Dr. Stefanie Stegmann begrüßt ihre Gäste auf der Lyriknacht
Dr. Stefanie Stegmann begrüßt ihre Gäste

 

Am 9. September 2016 fand in der Stadtbibliothek Stuttgart die 12. Lyriknacht statt. Drei „Schwergewichte“ der Literatur in der Stadt richten jedes Jahr die Veranstaltung aus: Die Stadtbibliothek, das Schriftstellerhaus und das Literaturhaus Stuttgart.

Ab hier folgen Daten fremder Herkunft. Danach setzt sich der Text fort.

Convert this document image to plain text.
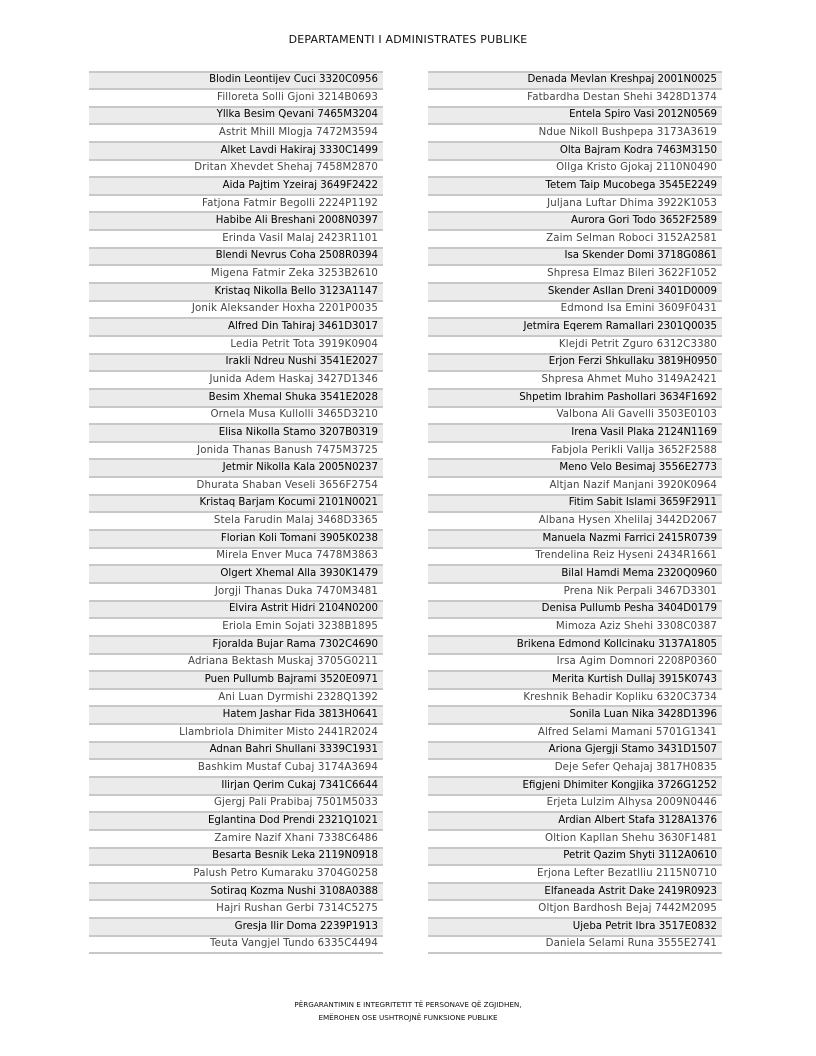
DEPARTAMENTI I ADMINISTRATES PUBLIKE
Blodin Leontijev Cuci 3320C0956
Filloreta Solli Gjoni 3214B0693
Yllka Besim Qevani 7465M3204
Astrit Mhill Mlogja 7472M3594
Alket Lavdi Hakiraj 3330C1499
Dritan Xhevdet Shehaj 7458M2870
Aida Pajtim Yzeiraj 3649F2422
Fatjona Fatmir Begolli 2224P1192
Habibe Ali Breshani 2008N0397
Erinda Vasil Malaj 2423R1101
Blendi Nevrus Coha 2508R0394
Migena Fatmir Zeka 3253B2610
Kristaq Nikolla Bello 3123A1147
Jonik Aleksander Hoxha 2201P0035
Alfred Din Tahiraj 3461D3017
Ledia Petrit Tota 3919K0904
Irakli Ndreu Nushi 3541E2027
Junida Adem Haskaj 3427D1346
Besim Xhemal Shuka 3541E2028
Ornela Musa Kullolli 3465D3210
Elisa Nikolla Stamo 3207B0319
Jonida Thanas Banush 7475M3725
Jetmir Nikolla Kala 2005N0237
Dhurata Shaban Veseli 3656F2754
Kristaq Barjam Kocumi 2101N0021
Stela Farudin Malaj 3468D3365
Florian Koli Tomani 3905K0238
Mirela Enver Muca 7478M3863
Olgert Xhemal Alla 3930K1479
Jorgji Thanas Duka 7470M3481
Elvira Astrit Hidri 2104N0200
Eriola Emin Sojati 3238B1895
Fjoralda Bujar Rama 7302C4690
Adriana Bektash Muskaj 3705G0211
Puen Pullumb Bajrami 3520E0971
Ani Luan Dyrmishi 2328Q1392
Hatem Jashar Fida 3813H0641
Llambriola Dhimiter Misto 2441R2024
Adnan Bahri Shullani 3339C1931
Bashkim Mustaf Cubaj 3174A3694
Ilirjan Qerim Cukaj 7341C6644
Gjergj Pali Prabibaj 7501M5033
Eglantina Dod Prendi 2321Q1021
Zamire Nazif Xhani 7338C6486
Besarta Besnik Leka 2119N0918
Palush Petro Kumaraku 3704G0258
Sotiraq Kozma Nushi 3108A0388
Hajri Rushan Gerbi 7314C5275
Gresja Ilir Doma 2239P1913
Teuta Vangjel Tundo 6335C4494
Denada Mevlan Kreshpaj 2001N0025
Fatbardha Destan Shehi 3428D1374
Entela Spiro Vasi 2012N0569
Ndue Nikoll Bushpepa 3173A3619
Olta Bajram Kodra 7463M3150
Ollga Kristo Gjokaj 2110N0490
Tetem Taip Mucobega 3545E2249
Juljana Luftar Dhima 3922K1053
Aurora Gori Todo 3652F2589
Zaim Selman Roboci 3152A2581
Isa Skender Domi 3718G0861
Shpresa Elmaz Bileri 3622F1052
Skender Asllan Dreni 3401D0009
Edmond Isa Emini 3609F0431
Jetmira Eqerem Ramallari 2301Q0035
Klejdi Petrit Zguro 6312C3380
Erjon Ferzi Shkullaku 3819H0950
Shpresa Ahmet Muho 3149A2421
Shpetim Ibrahim Pashollari 3634F1692
Valbona Ali Gavelli 3503E0103
Irena Vasil Plaka 2124N1169
Fabjola Perikli Vallja 3652F2588
Meno Velo Besimaj 3556E2773
Altjan Nazif Manjani 3920K0964
Fitim Sabit Islami 3659F2911
Albana Hysen Xhelilaj 3442D2067
Manuela Nazmi Farrici 2415R0739
Trendelina Reiz Hyseni 2434R1661
Bilal Hamdi Mema 2320Q0960
Prena Nik Perpali 3467D3301
Denisa Pullumb Pesha 3404D0179
Mimoza Aziz Shehi 3308C0387
Brikena Edmond Kollcinaku 3137A1805
Irsa Agim Domnori 2208P0360
Merita Kurtish Dullaj 3915K0743
Kreshnik Behadir Kopliku 6320C3734
Sonila Luan Nika 3428D1396
Alfred Selami Mamani 5701G1341
Ariona Gjergji Stamo 3431D1507
Deje Sefer Qehajaj 3817H0835
Efigjeni Dhimiter Kongjika 3726G1252
Erjeta Lulzim Alhysa 2009N0446
Ardian Albert Stafa 3128A1376
Oltion Kapllan Shehu 3630F1481
Petrit Qazim Shyti 3112A0610
Erjona Lefter Bezatlliu 2115N0710
Elfaneada Astrit Dake 2419R0923
Oltjon Bardhosh Bejaj 7442M2095
Ujeba Petrit Ibra 3517E0832
Daniela Selami Runa 3555E2741
PËRGARANTIMIN E INTEGRITETIT TË PERSONAVE QË ZGJIDHEN,
EMËROHEN OSE USHTROJNË FUNKSIONE PUBLIKE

Die Direktorin der Stadtbibliothek, Christine Brunner, eröffnete die Veranstaltung und stellte für die erste Lesung Anna Breitenbachvor, die von ihr zur Stuttgarter Lyriknacht eingeladen wurde. Anna Breitenbach lebt und arbeitet in Esslingen und hat in diesem Jahr ihren neuen Band Haus und Hof, Sachen, Leute im Klöpfer & Meyer Verlag vorgelegt. Er trägt den programmatischen Untertitel Brauchbare Gedichte. Texte, die klar und leichtfüßig daher kommen.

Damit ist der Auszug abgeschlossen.